After a speech before a crowd thousands of people in Georgia, folowing his meeting with Putin, a former Soviet officer lobbed a grenade in Bush's presence. The explosive failed to detonate, but even if it had, at one hundred feet distance from Bush with peope standing all around him and between him and the grenade, it is unlikely to have even injured Bush, at least not seriously. Yet, the attempt was made. Had it succeeded, it would have marked the first time a U.S. President would have ever been assinated on foreign soil. And the fall-out would have been devastating. Actually, it still might be. Just a few days ago, the former Soviet soldier, who had been identified thanks to the aid of surveillance cameras, had been taken into custody. As of yet, no word on his motivations.
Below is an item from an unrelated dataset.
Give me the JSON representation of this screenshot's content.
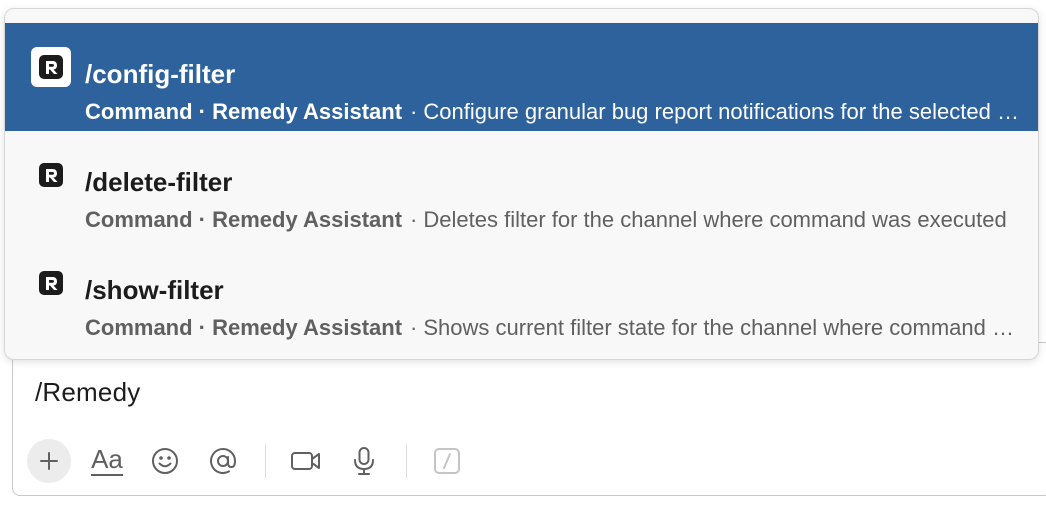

I seriously doubt that Putin was involved in this business, though others somewhere within the Byzantine maze of the Russian bureaucracy may well have been. More than likely, the man acted on his own. It's hard to say. But even if this turns out to be the case, it says a lot for the poisonous state of our relations globally, that this type of bitterness could erupt. Things like this rarely happen in a vacuum.
Nor do I think Bush was wrong to encourage free elections in the new nation of Georgia, and to discourage Russian interference. However, he should realize that his recent policies have flayed a lot of nerves, in a lot of different ways, and it doesn't take a whole lot of input to have pretty much the effect of salt rubbed into a very raw wound.